Once the Registrar is satisfied, he records the statement in the Register of Firms and issues a Certificate of Registration.

3. Commencement of Business

Once the agreement is executed (and registered if desired), the firm can commence business operations under its chosen name.

Real-Life Example

Consider a real-life scenario:
Ramesh, Suresh, and Naresh decide to start a textile business in Mumbai. They agree to share profits equally, contribute capital, and operate under the firm name “RSN Textiles.” Ramesh manages production, Suresh handles finance, and Naresh looks after sales.

They draft a partnership deed, register the firm, and start operations. When Naresh signs a supply contract with a vendor, all partners become liable because Naresh acts as an agent for the firm.

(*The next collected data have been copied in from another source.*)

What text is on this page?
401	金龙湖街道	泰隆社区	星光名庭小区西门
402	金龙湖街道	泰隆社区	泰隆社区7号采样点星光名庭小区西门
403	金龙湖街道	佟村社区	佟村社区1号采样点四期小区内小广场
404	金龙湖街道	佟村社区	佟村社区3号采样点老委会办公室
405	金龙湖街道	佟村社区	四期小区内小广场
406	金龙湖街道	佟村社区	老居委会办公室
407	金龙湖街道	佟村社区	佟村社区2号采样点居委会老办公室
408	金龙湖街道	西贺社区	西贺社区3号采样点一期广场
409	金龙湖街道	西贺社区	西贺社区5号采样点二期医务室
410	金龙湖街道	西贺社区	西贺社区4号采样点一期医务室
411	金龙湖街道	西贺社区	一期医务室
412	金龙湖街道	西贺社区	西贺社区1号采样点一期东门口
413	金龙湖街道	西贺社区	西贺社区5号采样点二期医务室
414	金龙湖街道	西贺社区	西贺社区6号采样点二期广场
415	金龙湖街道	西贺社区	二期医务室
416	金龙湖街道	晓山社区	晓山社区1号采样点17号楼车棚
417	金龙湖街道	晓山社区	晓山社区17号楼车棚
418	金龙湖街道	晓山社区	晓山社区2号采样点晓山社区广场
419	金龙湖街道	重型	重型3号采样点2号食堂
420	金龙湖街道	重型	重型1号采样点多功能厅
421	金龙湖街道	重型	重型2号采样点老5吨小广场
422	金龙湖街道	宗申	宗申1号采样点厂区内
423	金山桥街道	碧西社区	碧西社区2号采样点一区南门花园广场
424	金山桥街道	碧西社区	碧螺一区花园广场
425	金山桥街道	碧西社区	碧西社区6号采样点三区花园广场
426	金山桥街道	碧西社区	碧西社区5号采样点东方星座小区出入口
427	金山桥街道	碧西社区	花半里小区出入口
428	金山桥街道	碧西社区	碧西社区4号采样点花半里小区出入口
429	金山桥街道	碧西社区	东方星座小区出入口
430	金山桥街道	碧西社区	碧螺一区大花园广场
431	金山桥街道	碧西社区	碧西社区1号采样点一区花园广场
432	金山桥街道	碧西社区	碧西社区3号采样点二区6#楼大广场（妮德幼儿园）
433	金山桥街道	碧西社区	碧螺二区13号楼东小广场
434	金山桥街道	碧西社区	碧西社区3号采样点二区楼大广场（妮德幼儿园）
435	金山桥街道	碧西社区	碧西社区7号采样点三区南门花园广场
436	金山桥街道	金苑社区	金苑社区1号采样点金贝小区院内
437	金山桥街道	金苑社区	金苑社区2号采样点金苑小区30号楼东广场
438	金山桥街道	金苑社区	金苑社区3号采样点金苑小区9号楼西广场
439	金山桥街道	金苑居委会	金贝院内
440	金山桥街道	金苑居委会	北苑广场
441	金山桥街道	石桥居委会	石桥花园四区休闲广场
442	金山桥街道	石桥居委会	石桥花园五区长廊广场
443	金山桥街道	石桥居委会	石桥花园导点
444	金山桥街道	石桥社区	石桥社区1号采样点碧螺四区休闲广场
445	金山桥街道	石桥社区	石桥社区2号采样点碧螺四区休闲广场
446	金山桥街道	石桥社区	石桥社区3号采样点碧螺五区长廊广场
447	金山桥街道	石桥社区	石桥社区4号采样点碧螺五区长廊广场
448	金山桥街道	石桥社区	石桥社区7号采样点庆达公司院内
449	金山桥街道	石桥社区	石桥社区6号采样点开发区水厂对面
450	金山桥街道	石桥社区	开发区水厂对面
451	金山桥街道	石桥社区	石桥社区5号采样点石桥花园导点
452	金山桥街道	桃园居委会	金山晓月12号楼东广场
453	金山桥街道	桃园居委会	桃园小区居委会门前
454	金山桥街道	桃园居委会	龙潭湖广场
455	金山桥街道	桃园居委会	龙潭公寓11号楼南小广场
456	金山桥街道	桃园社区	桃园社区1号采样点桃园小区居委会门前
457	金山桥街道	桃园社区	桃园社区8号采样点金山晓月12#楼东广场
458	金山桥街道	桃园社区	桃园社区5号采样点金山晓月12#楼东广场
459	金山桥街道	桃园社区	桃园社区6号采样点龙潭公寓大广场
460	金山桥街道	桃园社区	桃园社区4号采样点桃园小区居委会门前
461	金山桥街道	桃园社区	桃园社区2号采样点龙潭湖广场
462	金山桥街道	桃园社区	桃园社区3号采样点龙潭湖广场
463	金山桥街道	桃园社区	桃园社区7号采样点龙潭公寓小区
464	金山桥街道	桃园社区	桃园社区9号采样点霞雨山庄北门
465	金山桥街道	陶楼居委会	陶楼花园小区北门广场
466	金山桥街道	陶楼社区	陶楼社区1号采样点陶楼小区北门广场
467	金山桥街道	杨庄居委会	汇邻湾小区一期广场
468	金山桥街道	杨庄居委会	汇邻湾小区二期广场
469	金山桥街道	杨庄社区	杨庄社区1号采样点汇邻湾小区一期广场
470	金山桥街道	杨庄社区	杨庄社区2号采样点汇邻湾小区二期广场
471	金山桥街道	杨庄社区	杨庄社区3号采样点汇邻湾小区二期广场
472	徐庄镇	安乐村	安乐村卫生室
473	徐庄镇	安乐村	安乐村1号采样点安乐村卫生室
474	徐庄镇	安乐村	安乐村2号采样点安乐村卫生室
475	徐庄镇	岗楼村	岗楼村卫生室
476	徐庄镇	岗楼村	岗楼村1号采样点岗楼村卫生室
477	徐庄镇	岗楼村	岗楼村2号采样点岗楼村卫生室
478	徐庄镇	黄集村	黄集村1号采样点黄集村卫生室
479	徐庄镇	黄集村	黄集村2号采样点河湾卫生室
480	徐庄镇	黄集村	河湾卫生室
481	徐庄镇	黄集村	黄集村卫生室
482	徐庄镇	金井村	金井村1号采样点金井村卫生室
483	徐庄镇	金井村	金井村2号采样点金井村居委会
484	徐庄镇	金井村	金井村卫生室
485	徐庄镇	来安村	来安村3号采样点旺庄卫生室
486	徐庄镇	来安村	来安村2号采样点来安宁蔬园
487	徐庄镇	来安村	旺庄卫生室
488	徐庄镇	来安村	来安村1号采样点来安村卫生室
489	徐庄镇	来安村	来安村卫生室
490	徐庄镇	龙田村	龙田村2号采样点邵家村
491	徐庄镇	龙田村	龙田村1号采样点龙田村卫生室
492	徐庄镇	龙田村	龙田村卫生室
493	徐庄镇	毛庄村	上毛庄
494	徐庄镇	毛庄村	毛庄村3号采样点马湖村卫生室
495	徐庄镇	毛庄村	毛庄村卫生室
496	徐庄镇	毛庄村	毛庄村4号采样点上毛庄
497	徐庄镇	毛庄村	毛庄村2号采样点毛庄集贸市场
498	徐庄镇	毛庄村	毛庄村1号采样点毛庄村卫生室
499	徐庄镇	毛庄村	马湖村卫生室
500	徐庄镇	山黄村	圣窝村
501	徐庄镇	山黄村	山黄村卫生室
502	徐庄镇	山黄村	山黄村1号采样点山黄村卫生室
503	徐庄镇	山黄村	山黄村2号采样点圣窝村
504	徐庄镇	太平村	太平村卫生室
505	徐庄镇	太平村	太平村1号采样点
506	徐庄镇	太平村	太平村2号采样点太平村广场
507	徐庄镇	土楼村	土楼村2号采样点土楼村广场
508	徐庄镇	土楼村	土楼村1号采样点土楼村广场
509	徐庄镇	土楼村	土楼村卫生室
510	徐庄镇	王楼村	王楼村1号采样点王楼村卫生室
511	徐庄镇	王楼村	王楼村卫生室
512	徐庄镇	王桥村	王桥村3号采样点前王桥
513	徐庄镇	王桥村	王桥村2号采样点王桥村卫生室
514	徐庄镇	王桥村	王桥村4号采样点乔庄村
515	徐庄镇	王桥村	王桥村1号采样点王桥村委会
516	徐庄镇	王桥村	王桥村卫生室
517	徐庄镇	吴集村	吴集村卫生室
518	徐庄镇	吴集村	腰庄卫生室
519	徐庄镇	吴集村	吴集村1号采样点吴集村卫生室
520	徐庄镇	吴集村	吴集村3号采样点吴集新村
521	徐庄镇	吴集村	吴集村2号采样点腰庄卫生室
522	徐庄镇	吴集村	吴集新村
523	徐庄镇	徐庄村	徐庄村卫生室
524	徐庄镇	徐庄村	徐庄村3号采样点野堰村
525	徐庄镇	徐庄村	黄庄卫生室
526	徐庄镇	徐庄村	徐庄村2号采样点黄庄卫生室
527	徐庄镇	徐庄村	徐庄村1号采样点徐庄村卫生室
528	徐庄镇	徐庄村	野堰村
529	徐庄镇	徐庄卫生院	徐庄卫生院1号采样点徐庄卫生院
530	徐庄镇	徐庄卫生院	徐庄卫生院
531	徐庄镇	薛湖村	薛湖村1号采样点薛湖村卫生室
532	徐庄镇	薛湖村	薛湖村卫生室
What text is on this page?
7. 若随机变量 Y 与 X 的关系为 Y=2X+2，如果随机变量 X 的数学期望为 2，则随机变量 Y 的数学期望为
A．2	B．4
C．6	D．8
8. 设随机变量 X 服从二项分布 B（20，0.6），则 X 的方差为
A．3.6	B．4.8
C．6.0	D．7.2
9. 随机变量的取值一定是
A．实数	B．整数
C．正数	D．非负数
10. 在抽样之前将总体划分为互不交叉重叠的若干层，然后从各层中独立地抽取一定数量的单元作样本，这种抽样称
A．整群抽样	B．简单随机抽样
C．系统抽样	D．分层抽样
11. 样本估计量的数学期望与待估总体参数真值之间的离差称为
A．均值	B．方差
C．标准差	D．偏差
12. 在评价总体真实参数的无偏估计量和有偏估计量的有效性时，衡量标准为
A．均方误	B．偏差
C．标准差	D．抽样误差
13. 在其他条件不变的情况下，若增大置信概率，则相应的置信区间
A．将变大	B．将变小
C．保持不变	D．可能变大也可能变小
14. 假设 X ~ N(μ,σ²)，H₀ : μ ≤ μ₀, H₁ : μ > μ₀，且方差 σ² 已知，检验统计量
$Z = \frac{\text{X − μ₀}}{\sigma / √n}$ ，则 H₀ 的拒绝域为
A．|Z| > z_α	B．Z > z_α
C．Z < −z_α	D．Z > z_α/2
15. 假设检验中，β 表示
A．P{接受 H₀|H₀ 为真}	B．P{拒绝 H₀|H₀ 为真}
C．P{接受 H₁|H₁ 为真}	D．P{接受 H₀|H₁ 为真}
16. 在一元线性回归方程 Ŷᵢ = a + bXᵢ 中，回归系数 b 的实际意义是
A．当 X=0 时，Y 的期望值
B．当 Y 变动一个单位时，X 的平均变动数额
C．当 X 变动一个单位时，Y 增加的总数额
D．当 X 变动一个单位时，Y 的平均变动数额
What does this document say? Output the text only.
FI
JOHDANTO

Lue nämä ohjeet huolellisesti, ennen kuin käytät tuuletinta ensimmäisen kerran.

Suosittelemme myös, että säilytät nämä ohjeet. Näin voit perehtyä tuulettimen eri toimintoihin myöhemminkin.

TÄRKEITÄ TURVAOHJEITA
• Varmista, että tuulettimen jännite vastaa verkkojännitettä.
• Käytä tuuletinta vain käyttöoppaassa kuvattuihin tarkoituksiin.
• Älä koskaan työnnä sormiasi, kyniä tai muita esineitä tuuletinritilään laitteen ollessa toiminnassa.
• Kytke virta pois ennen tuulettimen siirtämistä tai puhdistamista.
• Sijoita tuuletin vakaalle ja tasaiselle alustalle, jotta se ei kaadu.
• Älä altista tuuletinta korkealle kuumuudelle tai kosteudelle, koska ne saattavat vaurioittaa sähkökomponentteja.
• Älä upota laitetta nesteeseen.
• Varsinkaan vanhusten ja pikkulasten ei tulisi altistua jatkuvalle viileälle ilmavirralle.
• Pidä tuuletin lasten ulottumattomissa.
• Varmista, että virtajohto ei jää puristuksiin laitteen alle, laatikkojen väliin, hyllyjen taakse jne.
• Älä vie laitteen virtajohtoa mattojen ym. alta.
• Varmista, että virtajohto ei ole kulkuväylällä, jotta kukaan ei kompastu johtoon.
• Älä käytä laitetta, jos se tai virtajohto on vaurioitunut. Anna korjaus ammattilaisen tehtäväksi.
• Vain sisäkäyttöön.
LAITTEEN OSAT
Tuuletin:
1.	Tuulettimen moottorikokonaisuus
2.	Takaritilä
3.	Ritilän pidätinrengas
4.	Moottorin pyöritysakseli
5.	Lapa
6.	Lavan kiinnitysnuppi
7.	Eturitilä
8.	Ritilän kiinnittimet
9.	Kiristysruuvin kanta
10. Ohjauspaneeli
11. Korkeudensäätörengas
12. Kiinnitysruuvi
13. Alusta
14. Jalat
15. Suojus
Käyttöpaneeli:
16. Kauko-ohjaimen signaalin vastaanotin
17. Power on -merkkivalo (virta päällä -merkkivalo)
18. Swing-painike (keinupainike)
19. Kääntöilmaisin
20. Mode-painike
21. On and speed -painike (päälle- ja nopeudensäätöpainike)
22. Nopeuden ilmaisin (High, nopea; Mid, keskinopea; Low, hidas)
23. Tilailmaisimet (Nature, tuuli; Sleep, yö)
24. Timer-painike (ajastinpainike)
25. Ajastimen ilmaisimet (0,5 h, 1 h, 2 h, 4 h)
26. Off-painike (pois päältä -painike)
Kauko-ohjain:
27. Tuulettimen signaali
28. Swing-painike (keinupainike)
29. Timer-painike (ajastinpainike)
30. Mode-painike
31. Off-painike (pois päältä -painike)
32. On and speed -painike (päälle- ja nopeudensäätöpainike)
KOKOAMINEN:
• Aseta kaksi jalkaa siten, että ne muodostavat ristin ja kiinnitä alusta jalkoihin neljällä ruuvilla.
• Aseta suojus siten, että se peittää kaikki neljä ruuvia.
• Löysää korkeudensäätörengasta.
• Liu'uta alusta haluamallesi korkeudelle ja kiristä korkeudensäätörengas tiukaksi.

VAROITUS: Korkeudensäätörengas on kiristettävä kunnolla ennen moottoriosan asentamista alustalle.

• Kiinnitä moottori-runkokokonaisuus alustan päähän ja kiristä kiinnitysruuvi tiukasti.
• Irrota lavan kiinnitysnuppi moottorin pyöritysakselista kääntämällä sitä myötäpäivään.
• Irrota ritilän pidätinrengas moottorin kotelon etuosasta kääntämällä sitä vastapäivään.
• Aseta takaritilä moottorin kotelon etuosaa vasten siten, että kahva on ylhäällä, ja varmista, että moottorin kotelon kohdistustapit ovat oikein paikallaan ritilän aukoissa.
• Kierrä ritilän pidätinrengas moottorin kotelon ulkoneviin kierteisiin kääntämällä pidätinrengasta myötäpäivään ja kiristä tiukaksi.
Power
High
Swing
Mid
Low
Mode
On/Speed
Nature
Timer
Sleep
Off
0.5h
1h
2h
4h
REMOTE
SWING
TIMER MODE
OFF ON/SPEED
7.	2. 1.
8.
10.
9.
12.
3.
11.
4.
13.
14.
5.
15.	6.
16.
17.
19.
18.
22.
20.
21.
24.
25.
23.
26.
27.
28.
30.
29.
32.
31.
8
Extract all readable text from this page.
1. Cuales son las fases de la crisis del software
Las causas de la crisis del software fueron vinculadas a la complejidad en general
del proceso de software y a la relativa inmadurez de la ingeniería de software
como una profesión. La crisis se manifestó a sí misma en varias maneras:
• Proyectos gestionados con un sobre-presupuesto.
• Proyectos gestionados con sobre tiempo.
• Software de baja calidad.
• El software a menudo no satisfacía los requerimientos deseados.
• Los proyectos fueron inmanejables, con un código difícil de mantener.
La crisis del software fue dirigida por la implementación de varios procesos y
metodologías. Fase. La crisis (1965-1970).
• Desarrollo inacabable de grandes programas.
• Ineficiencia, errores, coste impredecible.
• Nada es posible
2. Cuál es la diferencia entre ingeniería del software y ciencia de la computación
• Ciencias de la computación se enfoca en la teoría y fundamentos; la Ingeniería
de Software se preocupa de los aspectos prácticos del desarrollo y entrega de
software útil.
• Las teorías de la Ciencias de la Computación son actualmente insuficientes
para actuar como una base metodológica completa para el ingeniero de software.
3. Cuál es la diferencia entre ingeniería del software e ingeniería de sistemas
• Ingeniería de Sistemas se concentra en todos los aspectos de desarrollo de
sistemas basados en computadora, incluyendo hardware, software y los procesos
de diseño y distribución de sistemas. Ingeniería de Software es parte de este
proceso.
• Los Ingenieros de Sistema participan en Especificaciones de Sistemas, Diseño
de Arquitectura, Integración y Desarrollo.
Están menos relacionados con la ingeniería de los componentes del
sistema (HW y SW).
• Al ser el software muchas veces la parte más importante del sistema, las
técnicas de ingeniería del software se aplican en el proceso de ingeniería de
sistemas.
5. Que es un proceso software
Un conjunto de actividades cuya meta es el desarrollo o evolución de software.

This example clearly illustrates that a partnership is based on mutual consent, profit-sharing, and mutual agency.

Distinction Between Partnership and Co-Ownership

BasisPartnershipCo-Ownership
CreationArises from agreementMay arise by status or inheritance
Profit SharingEssentialNot necessary
AgencyExists (each acts for all)Absent
BusinessMust be a business activityMay not involve business
Transfer of InterestRequires consent of allCo-owner can transfer his share freely

Mnemonic to Remember the Essentials of Partnership — “A.L.P.S.M.R.”

Use the mnemonic “A.L.P.S.M.R.” to easily remember the key essentials of partnership:

  • A – Agreement between persons
  • L – Lawful business
  • P – Profit sharing
  • S – Sharing of losses (implied)
  • M – Mutual agency
  • R – Registration (optional but recommended)

Mnemonic Sentence:
All Lawful Partners Share Mutual Responsibility.”